Após a divulgação das projeções, Le Pen tentou animar sua militância afirmando que o resultado foi de qualquer forma histórico para a RN e que a vitória da ultradireita “só foi adiada”.
Apesar de ter entrado no pleito legislativo com grandes expectativas, a RN não esconde que seu grande objetivo continua sendo vencer a próxima eleição presidencial, em 2027.
“A maré está subindo. Não subiu o bastante desta vez, mas continua subindo. Nossa vitória, na verdade, foi só adiada”, disse Le Pen sobre os resultados da RN neste domingo.
Logo após o primeiro turno das legislativas, em 30 de junho, pesquisas chegaram a apontar que a RN tinha chances reais de conquistar mais de 289 deputados.

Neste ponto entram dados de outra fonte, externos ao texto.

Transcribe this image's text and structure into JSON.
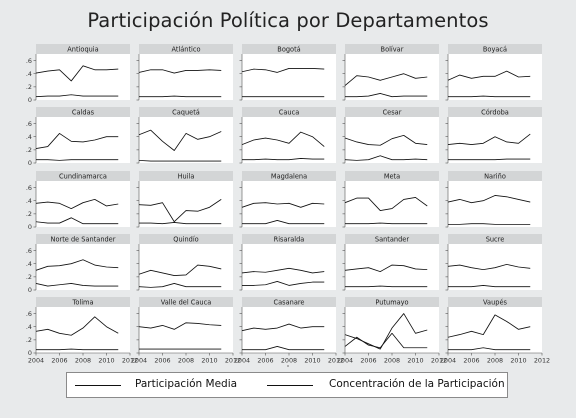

Com isso, a França arriscava ter como primeiro-ministro Jordan Bardella, de 28 anos, o presidente nominal da RN e o indicado por Le Pen para o posto de chefia de governo no caso de uma vitória.
No primeiro turno, a RN havia sido, em termos percentuais, o partido mais votado, conseguindo, com seus aliados conservadores, 33% dos votos.
Movimentação do centro e da esquerda enfraqueceu RN no segundo turno
Neste domingo, após os resultados, Le Pen também reclamou das alianças táticas formadas entre os macronistas e a NFP que foram formadas em centenas de distritos para tentar barrar candidatos de ultradireita no segundo turno.
“Se não houvesse este acordo antinatural entre Macon e a extrema esquerda, o RN teria maioria absoluta”, avaliou.
Após o primeiro turno, para impedir que a RN formasse maioria absoluta, o centro macronista e a esquerda da NFP retiraram da disputa mais de duas centenas de candidaturas que concorriam entre si com a ultradireita em disputas triangulares (que tinham mais de dois candidatos no segundo turno).
A estratégia visava concentrar em uma só candidatura do campo democrático os votos dos eleitores que não queriam ver a RN no comando da Assembleia. No total, a NFP retirou mais de 130 candidaturas. A coligação de Macron, mais de 80.
A tática parece ter sido eficaz, como mostraram as projeções deste domingo.
Além de Le Pen, Bardella também reclamou das táticas usadas pelos rivais para frear a RN.
Ele acusou Macron de jogar a França nos “braços da extrema-esquerda” e reclamou das alianças táticas entre a NFP e os macronistas para barrar a RN. “Os arranjos eleitorais entre um presidente isolado e uma extrema-esquerda incendiária não levarão o país a lugar algum”, disse.
Candidatos-problema no segundo turno
No entanto, apesar do papel das alianças rivais para frear a RN, o partido de Le Pen enfrentou outros problemas na campanha-relâmpago do segundo turno.
Quando Macron fez seu anúncio surpresa de convocação das eleições, em 9 de junho, a liderança da RN afirmou que estava preparada. Mas a campanha mostrou que o partido teve que se desdobrar para preencher muitas de suas candidaturas.
A imprensa francesa logo revelou que alguns candidatos novatos que chegaram ao segundo turno haviam feito comentários racistas e antissemitas no passado.
Uma das candidatas da RN na Normandia, por exemplo, havia aparecido numa foto usando um quepe de oficial nazista.
Outros haviam glorificado o regime de Vichy (o governo fantoche instalado pelos nazistas na França durante a Segunda Guerra) e a organização de extrema direita OAS, um grupo terrorista dos anos 1960 que se opunha à independência da Argélia e que por diversas vezes tentou assassinar o ex-presidente Charles de Gaulle
Os episódios cercaram a RN de notícias negativas e levantaram acusações de que a legenda continua o mesmo partido extremista de sempre, e que as mudanças executadas por Marine Le Pen a partir dos anos 2010 para “normalizar” a legenda foram apenas cosméticas.